A caballo entre el ensayo y la crónica, los textos que reunió Jorge Comensal en este libro me hablan de dos temas a la vez. El primero, un interés por mirar al mundo, a los animales, a las plantas y a todo lo que forma parte de ese gran "otro" que es la naturaleza. Aquí, la primera parte del libro sobresale, la que fue mi favorita por conectar divulgación biológica, pensamientos y conciencia ambiental.
Con un estilo variable (entendible por la distancia temporal entre cada texto al ser publicado), esta observación curiosa añade frescura y, sobre todo, humor.
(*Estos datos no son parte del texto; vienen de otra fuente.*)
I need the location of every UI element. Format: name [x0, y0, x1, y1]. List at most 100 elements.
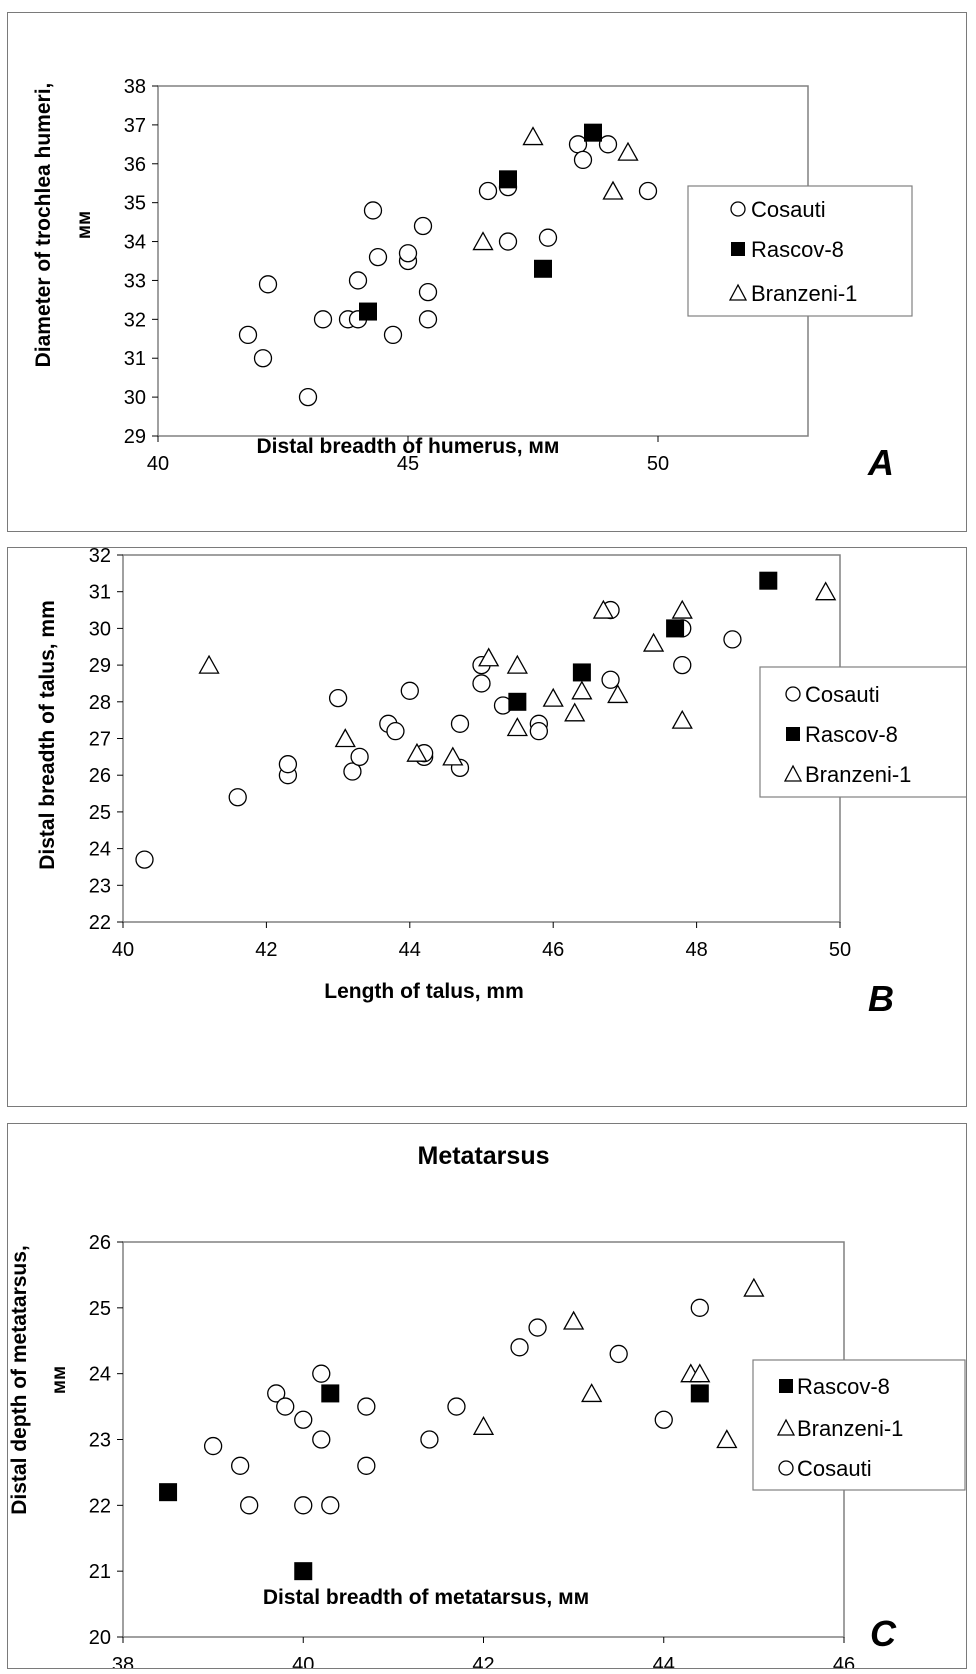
data-point-cosauti — [723, 630, 742, 649]
y-tick-label: 31 — [89, 582, 111, 604]
y-tick-label: 27 — [89, 729, 111, 751]
plot-area — [122, 554, 841, 923]
data-point-cosauti — [472, 674, 491, 693]
data-point-cosauti — [601, 670, 620, 689]
data-point-branzeni-1 — [542, 687, 564, 707]
y-axis-unit-label: мм — [74, 211, 95, 239]
x-tick-label: 46 — [833, 1654, 855, 1668]
data-point-rascov-8 — [572, 663, 591, 682]
y-tick-label: 34 — [124, 232, 146, 254]
y-tick-label: 30 — [89, 618, 111, 640]
legend-label-branzeni-1: Branzeni-1 — [797, 1416, 903, 1441]
data-point-branzeni-1 — [472, 1416, 495, 1435]
data-point-cosauti — [294, 1410, 313, 1429]
data-point-rascov-8 — [666, 619, 685, 638]
legend-label-branzeni-1: Branzeni-1 — [751, 281, 857, 306]
x-tick-label: 50 — [829, 939, 851, 961]
data-point-cosauti — [267, 1384, 286, 1403]
data-point-cosauti — [231, 1456, 250, 1475]
data-point-cosauti — [510, 1338, 529, 1357]
data-point-rascov-8 — [508, 692, 527, 711]
y-tick-label: 35 — [124, 193, 146, 215]
x-tick-label: 44 — [653, 1654, 675, 1668]
data-point-cosauti — [294, 1496, 313, 1515]
data-point-branzeni-1 — [442, 746, 464, 766]
y-tick-label: 29 — [124, 426, 146, 448]
data-point-branzeni-1 — [564, 702, 586, 722]
x-tick-label: 42 — [255, 939, 277, 961]
y-axis-unit-label: мм — [49, 1366, 70, 1394]
data-point-cosauti — [654, 1410, 673, 1429]
y-tick-label: 28 — [89, 692, 111, 714]
data-point-cosauti — [538, 228, 558, 247]
data-point-branzeni-1 — [689, 1363, 711, 1383]
data-point-cosauti — [276, 1397, 295, 1416]
x-tick-label: 46 — [542, 939, 564, 961]
data-point-cosauti — [413, 216, 433, 236]
legend-label-cosauti: Cosauti — [751, 197, 826, 222]
data-point-cosauti — [450, 714, 470, 733]
data-point-branzeni-1 — [506, 717, 528, 737]
data-point-branzeni-1 — [642, 632, 665, 652]
legend-marker-branzeni-1 — [783, 764, 803, 782]
legend-marker-cosauti — [730, 201, 746, 217]
plot-area — [122, 1241, 845, 1638]
data-point-cosauti — [398, 244, 418, 263]
x-tick-label: 44 — [399, 939, 421, 961]
legend-marker-rascov-8 — [779, 1379, 793, 1393]
legend-marker-cosauti — [778, 1460, 794, 1476]
x-tick-label: 40 — [292, 1654, 314, 1668]
data-point-cosauti — [368, 247, 388, 267]
data-point-cosauti — [357, 1397, 376, 1416]
legend-marker-rascov-8 — [731, 242, 745, 256]
y-tick-label: 36 — [124, 154, 146, 176]
y-tick-label: 25 — [89, 802, 111, 824]
panel-c: 20 21 22 23 24 25 26 38 40 42 44 46 Metatarsus Distal… — [7, 1123, 967, 1669]
data-point-branzeni-1 — [671, 709, 693, 729]
y-tick-label: 37 — [124, 115, 146, 137]
data-point-rascov-8 — [321, 1384, 340, 1403]
data-point-rascov-8 — [584, 123, 602, 142]
data-point-branzeni-1 — [472, 231, 494, 251]
data-point-branzeni-1 — [198, 654, 220, 674]
data-point-branzeni-1 — [607, 684, 629, 704]
y-tick-label: 29 — [89, 655, 111, 677]
legend-marker-cosauti — [785, 686, 801, 702]
y-tick-label: 24 — [89, 1364, 111, 1386]
data-point-cosauti — [498, 232, 518, 251]
panel-letter: C — [870, 1613, 897, 1654]
data-point-cosauti — [135, 850, 154, 869]
data-point-branzeni-1 — [716, 1429, 738, 1449]
data-points — [159, 1277, 765, 1581]
data-point-cosauti — [638, 181, 658, 201]
data-point-cosauti — [253, 349, 273, 368]
data-point-rascov-8 — [690, 1384, 709, 1403]
chart-a: 29 30 31 32 33 34 35 36 37 38 40 45 50 Distal breadth… — [32, 76, 913, 483]
data-point-cosauti — [418, 310, 438, 329]
data-point-cosauti — [528, 1318, 547, 1337]
chart-c: 20 21 22 23 24 25 26 38 40 42 44 46 Metatarsus Distal… — [8, 1142, 966, 1668]
y-tick-label: 31 — [124, 348, 146, 370]
data-point-branzeni-1 — [602, 180, 624, 200]
data-point-cosauti — [313, 310, 333, 329]
y-tick-label: 26 — [89, 1232, 111, 1254]
data-point-cosauti — [343, 762, 362, 781]
legend-marker-branzeni-1 — [776, 1418, 796, 1436]
legend-label-rascov-8: Rascov-8 — [805, 722, 898, 747]
data-point-cosauti — [568, 135, 588, 154]
data-point-rascov-8 — [159, 1483, 178, 1502]
y-axis-label: Diameter of trochlea humeri, — [32, 83, 55, 368]
panel-a: 29 30 31 32 33 34 35 36 37 38 40 45 50 Distal breadth… — [7, 12, 967, 532]
data-point-cosauti — [312, 1364, 331, 1383]
data-point-branzeni-1 — [406, 742, 428, 762]
x-tick-label: 45 — [397, 453, 419, 475]
y-tick-label: 23 — [89, 1430, 111, 1452]
x-axis-label: Distal breadth of metatarsus, мм — [263, 1586, 589, 1609]
data-point-cosauti — [328, 688, 348, 708]
data-point-cosauti — [350, 747, 369, 767]
panel-letter: B — [868, 978, 894, 1019]
data-point-cosauti — [298, 387, 318, 407]
data-point-cosauti — [238, 325, 258, 345]
legend-marker-rascov-8 — [786, 727, 800, 741]
y-tick-label: 21 — [89, 1561, 111, 1583]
Como ferviente lector de Ibargüengoitia, Comensal practica los géneros reflexivos con crítica y burla ácida. Y tal vez esta sea la razón por la que me hizo abandonarlo por un tiempo. El humor, aunque bien intencionado y con un claro homenaje al autor de "Instrucciones para vivir en México", me hizo tomar distancia. Impostado o no, con aire de chiste local me desencantó de algunos textos. El tópico del chilango en medio del mundo, si bien funciona, terminó agotándome un poco. A pesar de ello, en general se trató de una lectura amena.
Sin embargo, el otro tema, que solo pude atrapar tras leer el libro completo, es el de despedida. Comensal, a lo largo de más de una década, logra mostrar no solo su persona, sus flaquezas, sus errores, sus gustos y su pasión (vaya, su persona completa, así como hubiese querido Montaigne), sino también hace las paces consigo mismo. El libro abre y cierra con un manatí, y en el medio, la vida del escritor se despliega. Y es con este cierre que concluye una fase, dice adiós a lo que me conectó más con él, que es la infancia.
Ácido y nostálgico, hilarante y melancólico, el autor tiene textos muy buenos (recomiendo en especial las meditaciones del manatí, "La hora de los buitres", "Hervir es doloroso", "Jurassic Park o el rugido de la infancia", "Mi suegra no es boliviana" o "Quince minutos con Lobo Antunes") que me gustaría volver a visitar.